Accessibility options |

I retired after 34 years of NHS service. Now I’m back thanks to Retire and Return

01 October 2019

Although the typical retirement age in the UK is 65, many people take the option if they can, to retire early.

For some, though, after a taste of retired life, pottering in the garden loses its appeal and they realise they miss being at work. But having left their previous employer, and unsure if they would be welcome back, they can find themselves seeking work in different sectors.

Fortunately for staff like Patrick ‘Pat’ McKee, at West London NHS Trust, there is the option to ‘retire and return’. This is an initiative which leaves the door open, and also provides a way for individuals to gradually reduce their hours in preparation for full retirement, later on, whilst also maintaining links with the working world.

Pat worked for the Trust for 34 years as a Modern Matron, before deciding to retire early, in May 2016, after receiving Mental Health Officer status.

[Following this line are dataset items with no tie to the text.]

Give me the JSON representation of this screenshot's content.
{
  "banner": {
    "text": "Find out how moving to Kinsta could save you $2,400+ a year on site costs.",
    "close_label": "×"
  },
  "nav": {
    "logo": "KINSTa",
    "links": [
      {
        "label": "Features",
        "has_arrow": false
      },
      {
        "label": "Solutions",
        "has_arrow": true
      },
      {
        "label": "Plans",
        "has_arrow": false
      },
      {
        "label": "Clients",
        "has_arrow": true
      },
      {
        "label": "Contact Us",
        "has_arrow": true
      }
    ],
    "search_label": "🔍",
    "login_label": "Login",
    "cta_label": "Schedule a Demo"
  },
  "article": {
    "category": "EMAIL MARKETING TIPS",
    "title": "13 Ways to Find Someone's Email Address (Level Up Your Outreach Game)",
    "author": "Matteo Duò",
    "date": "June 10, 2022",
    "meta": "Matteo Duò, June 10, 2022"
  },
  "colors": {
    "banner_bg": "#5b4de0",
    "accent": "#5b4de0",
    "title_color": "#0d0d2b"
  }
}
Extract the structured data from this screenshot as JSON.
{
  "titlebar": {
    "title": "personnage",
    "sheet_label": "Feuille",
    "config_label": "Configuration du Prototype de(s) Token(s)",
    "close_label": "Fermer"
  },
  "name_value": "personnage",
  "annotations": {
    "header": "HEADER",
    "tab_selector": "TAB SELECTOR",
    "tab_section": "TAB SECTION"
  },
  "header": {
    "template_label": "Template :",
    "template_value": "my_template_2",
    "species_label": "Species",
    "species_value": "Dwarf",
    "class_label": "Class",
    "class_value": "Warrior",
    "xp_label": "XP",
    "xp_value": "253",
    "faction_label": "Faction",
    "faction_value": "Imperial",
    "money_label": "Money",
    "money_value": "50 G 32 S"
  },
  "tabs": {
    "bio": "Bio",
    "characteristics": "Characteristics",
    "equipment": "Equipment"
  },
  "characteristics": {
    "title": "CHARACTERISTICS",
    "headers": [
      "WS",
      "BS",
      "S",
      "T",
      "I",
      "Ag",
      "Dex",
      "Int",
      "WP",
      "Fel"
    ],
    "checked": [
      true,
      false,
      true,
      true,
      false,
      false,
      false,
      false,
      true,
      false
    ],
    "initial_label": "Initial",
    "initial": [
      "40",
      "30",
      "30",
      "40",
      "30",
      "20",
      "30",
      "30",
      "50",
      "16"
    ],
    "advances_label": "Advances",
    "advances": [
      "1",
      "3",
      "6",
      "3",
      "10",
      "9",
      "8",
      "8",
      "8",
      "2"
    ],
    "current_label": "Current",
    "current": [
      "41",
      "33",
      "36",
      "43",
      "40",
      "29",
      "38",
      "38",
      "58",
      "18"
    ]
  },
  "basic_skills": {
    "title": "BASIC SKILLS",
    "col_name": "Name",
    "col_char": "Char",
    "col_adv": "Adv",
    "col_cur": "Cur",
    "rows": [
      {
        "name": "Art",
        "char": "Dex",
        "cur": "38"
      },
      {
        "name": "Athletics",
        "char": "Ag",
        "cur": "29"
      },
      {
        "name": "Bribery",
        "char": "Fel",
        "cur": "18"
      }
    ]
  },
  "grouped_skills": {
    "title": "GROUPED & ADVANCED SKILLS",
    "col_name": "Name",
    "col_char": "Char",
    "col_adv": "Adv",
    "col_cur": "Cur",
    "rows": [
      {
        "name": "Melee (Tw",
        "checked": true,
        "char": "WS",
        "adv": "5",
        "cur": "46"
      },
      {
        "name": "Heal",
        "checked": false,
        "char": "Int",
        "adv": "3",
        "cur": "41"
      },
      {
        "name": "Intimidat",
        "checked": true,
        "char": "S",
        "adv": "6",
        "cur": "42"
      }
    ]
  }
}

Five months after leaving, although he enjoyed having time for his hobbies, which included restoring his motorcycle, he felt there was something missing and decided to return to work part-time, using the Trust’s Retire and Return scheme.

“The Retire and Return scheme gave me the opportunity to return to working in an environment I knew and had enjoyed throughout my career, and to feel part of a team again.”

He was approached to apply for a part-time Transitional manager post in the Broadmoor Redevelopment team, supporting and facilitating the transfer to the new builds.

He says, “Before I retired, I was the Nursing Directorate’s representative on the redevelopment programme, so had gathered a lot of information from early in the project, which is now proving invaluable in my new role.”